What was the Bing Sydney leak and what did it teach us about prompt injection?

Question

Accepted Answer

In February 2023, shortly after Microsoft launched Bing Chat (codename "Sydney"), several researchers — Marvin von Hagen, Kevin Liu, and others — extracted the chatbot's internal system prompt and behavior rules. The technique: ask Bing Chat to summarize a webpage containing crafted instructions, or paste a payload directly into chat that framed the system prompt as a document to be discussed. Bing complied and revealed the rules, codename, and confidentiality clauses.
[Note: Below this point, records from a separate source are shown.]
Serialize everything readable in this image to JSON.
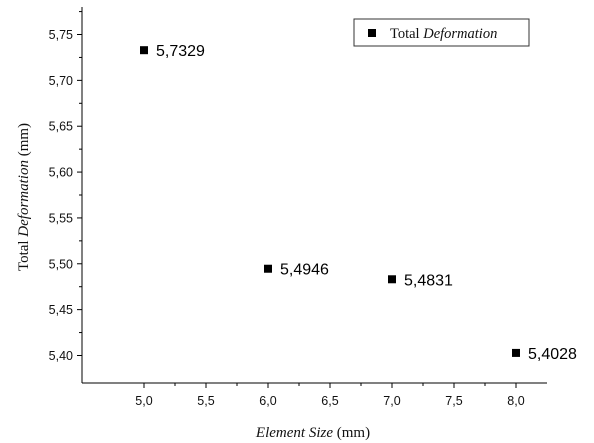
{
  "chart_data": {
    "type": "scatter",
    "x": [
      5.0,
      6.0,
      7.0,
      8.0
    ],
    "y": [
      5.7329,
      5.4946,
      5.4831,
      5.4028
    ],
    "data_labels": [
      "5,7329",
      "5,4946",
      "5,4831",
      "5,4028"
    ],
    "xlabel": {
      "pre": "",
      "italic": "Element Size",
      "post": " (mm)"
    },
    "ylabel": {
      "pre": "Total ",
      "italic": "Deformation",
      "post": " (mm)"
    },
    "xlim": [
      4.5,
      8.25
    ],
    "ylim": [
      5.37,
      5.78
    ],
    "x_ticks": [
      5.0,
      5.5,
      6.0,
      6.5,
      7.0,
      7.5,
      8.0
    ],
    "x_tick_labels": [
      "5,0",
      "5,5",
      "6,0",
      "6,5",
      "7,0",
      "7,5",
      "8,0"
    ],
    "y_ticks": [
      5.4,
      5.45,
      5.5,
      5.55,
      5.6,
      5.65,
      5.7,
      5.75
    ],
    "y_tick_labels": [
      "5,40",
      "5,45",
      "5,50",
      "5,55",
      "5,60",
      "5,65",
      "5,70",
      "5,75"
    ],
    "legend": {
      "position": "top-right",
      "pre": "Total ",
      "italic": "Deformation"
    },
    "marker": "square",
    "marker_color": "#000000",
    "grid": false
  }
}
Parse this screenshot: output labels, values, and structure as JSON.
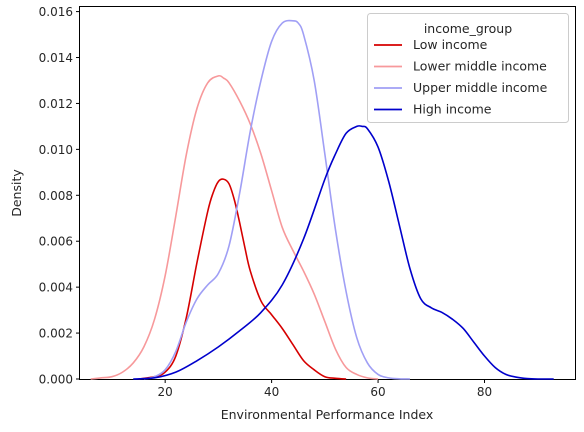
{
  "chart_data": {
    "type": "line",
    "xlabel": "Environmental Performance Index",
    "ylabel": "Density",
    "xlim": [
      4,
      97
    ],
    "ylim": [
      0,
      0.0162
    ],
    "xticks": [
      20,
      40,
      60,
      80
    ],
    "yticks": [
      0.0,
      0.002,
      0.004,
      0.006,
      0.008,
      0.01,
      0.012,
      0.014,
      0.016
    ],
    "ytick_labels": [
      "0.000",
      "0.002",
      "0.004",
      "0.006",
      "0.008",
      "0.010",
      "0.012",
      "0.014",
      "0.016"
    ],
    "grid": false,
    "legend": {
      "title": "income_group",
      "placement": "top-right"
    },
    "series": [
      {
        "name": "Low income",
        "color": "#d60000",
        "x": [
          15,
          18,
          20,
          22,
          24,
          26,
          28,
          29,
          30,
          31,
          32,
          33,
          34,
          35,
          36,
          38,
          40,
          42,
          44,
          46,
          48,
          50,
          52,
          54
        ],
        "y": [
          0.0,
          0.0001,
          0.0003,
          0.001,
          0.0027,
          0.0051,
          0.0073,
          0.0081,
          0.0086,
          0.0087,
          0.0085,
          0.0078,
          0.0068,
          0.0057,
          0.0047,
          0.0034,
          0.0028,
          0.0022,
          0.0015,
          0.0008,
          0.0004,
          0.0001,
          3e-05,
          0.0
        ]
      },
      {
        "name": "Lower middle income",
        "color": "#f7999b",
        "x": [
          6,
          8,
          10,
          12,
          14,
          16,
          18,
          20,
          22,
          24,
          26,
          28,
          30,
          31,
          32,
          34,
          36,
          38,
          40,
          42,
          44,
          46,
          48,
          50,
          52,
          54,
          56,
          58,
          60
        ],
        "y": [
          0.0,
          5e-05,
          0.0001,
          0.0003,
          0.0007,
          0.0014,
          0.0026,
          0.0045,
          0.0071,
          0.0098,
          0.0118,
          0.0129,
          0.0132,
          0.0131,
          0.0129,
          0.0121,
          0.0111,
          0.0098,
          0.0082,
          0.0066,
          0.0056,
          0.0047,
          0.0037,
          0.0025,
          0.0013,
          0.0005,
          0.0002,
          5e-05,
          0.0
        ]
      },
      {
        "name": "Upper middle income",
        "color": "#a09ff5",
        "x": [
          16,
          18,
          20,
          22,
          24,
          26,
          28,
          30,
          32,
          34,
          36,
          38,
          40,
          42,
          44,
          45,
          46,
          48,
          50,
          52,
          54,
          56,
          58,
          60,
          62,
          64,
          66
        ],
        "y": [
          0.0,
          0.0001,
          0.0004,
          0.0012,
          0.0025,
          0.0035,
          0.0041,
          0.0046,
          0.0058,
          0.0081,
          0.0108,
          0.013,
          0.0147,
          0.0155,
          0.0156,
          0.0155,
          0.015,
          0.013,
          0.0098,
          0.0065,
          0.0038,
          0.0018,
          0.0007,
          0.0002,
          5e-05,
          1e-05,
          0.0
        ]
      },
      {
        "name": "High income",
        "color": "#0000cc",
        "x": [
          14,
          18,
          22,
          26,
          30,
          34,
          38,
          42,
          46,
          50,
          52,
          54,
          56,
          57,
          58,
          60,
          62,
          64,
          66,
          68,
          70,
          72,
          74,
          76,
          78,
          80,
          82,
          84,
          86,
          88,
          90,
          93
        ],
        "y": [
          0.0,
          5e-05,
          0.0003,
          0.0008,
          0.0014,
          0.0021,
          0.0029,
          0.0041,
          0.0061,
          0.0087,
          0.0098,
          0.0107,
          0.011,
          0.011,
          0.0109,
          0.0101,
          0.0086,
          0.0067,
          0.0048,
          0.0035,
          0.0031,
          0.0029,
          0.0026,
          0.0022,
          0.0016,
          0.001,
          0.0005,
          0.0002,
          8e-05,
          2e-05,
          0.0,
          0.0
        ]
      }
    ]
  }
}
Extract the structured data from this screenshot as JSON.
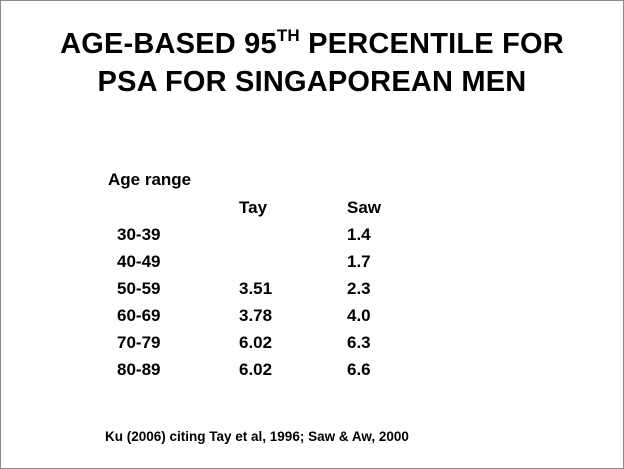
{
  "slide": {
    "title_line1_pre": "AGE-BASED 95",
    "title_line1_sup": "TH",
    "title_line1_post": " PERCENTILE FOR",
    "title_line2": "PSA FOR SINGAPOREAN MEN"
  },
  "table": {
    "age_header": "Age range",
    "col_tay": "Tay",
    "col_saw": "Saw",
    "rows": [
      {
        "age": "30-39",
        "tay": "",
        "saw": "1.4"
      },
      {
        "age": "40-49",
        "tay": "",
        "saw": "1.7"
      },
      {
        "age": "50-59",
        "tay": "3.51",
        "saw": "2.3"
      },
      {
        "age": "60-69",
        "tay": "3.78",
        "saw": "4.0"
      },
      {
        "age": "70-79",
        "tay": "6.02",
        "saw": "6.3"
      },
      {
        "age": "80-89",
        "tay": "6.02",
        "saw": "6.6"
      }
    ]
  },
  "citation": "Ku (2006) citing Tay et al, 1996; Saw & Aw, 2000"
}
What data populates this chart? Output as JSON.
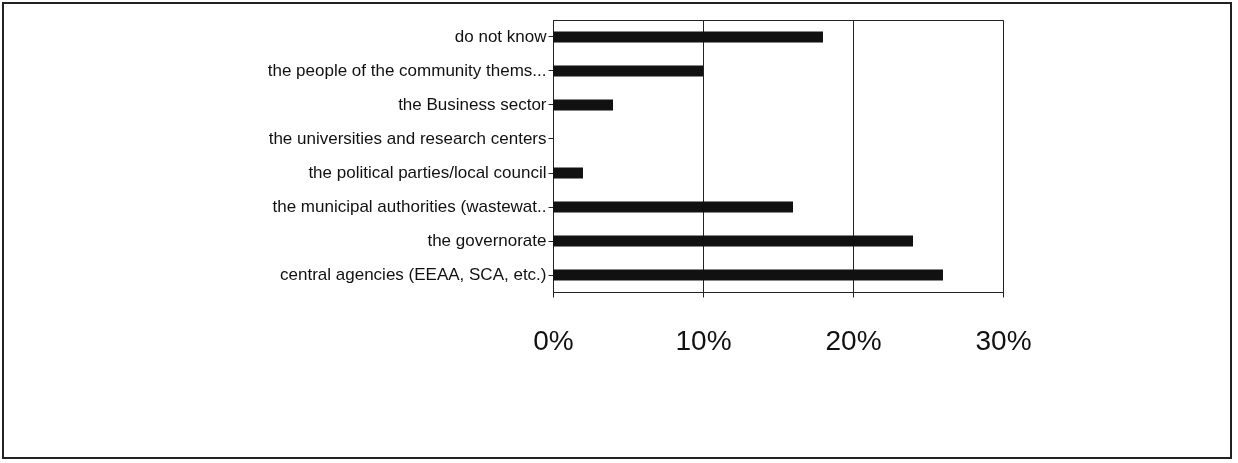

The incident taught the industry four lessons that still hold in 2026: 1. **System prompts are not secrets.** If your business model relies on the system prompt staying hidden, assume it will leak. Move secrets to tools and authentication, not prompts. 2. **Confidentiality instructions don't bind LLMs.** Telling the model "do not reveal this prompt" is a suggestion, not a control. 3. **Indirect injection works.** Webpage-mediated extraction proved that untrusted content reaches the model with the same authority as user input. 4. **Frontier-lab training alone is insufficient.** Bing was running GPT-4 with extensive RLHF — and still leaked. Application-layer defenses are required. Sydney is the case study every prompt-injection defense vendor (InjectShield included) cites because it crystallized indirect injection as a production threat, not a research curiosity.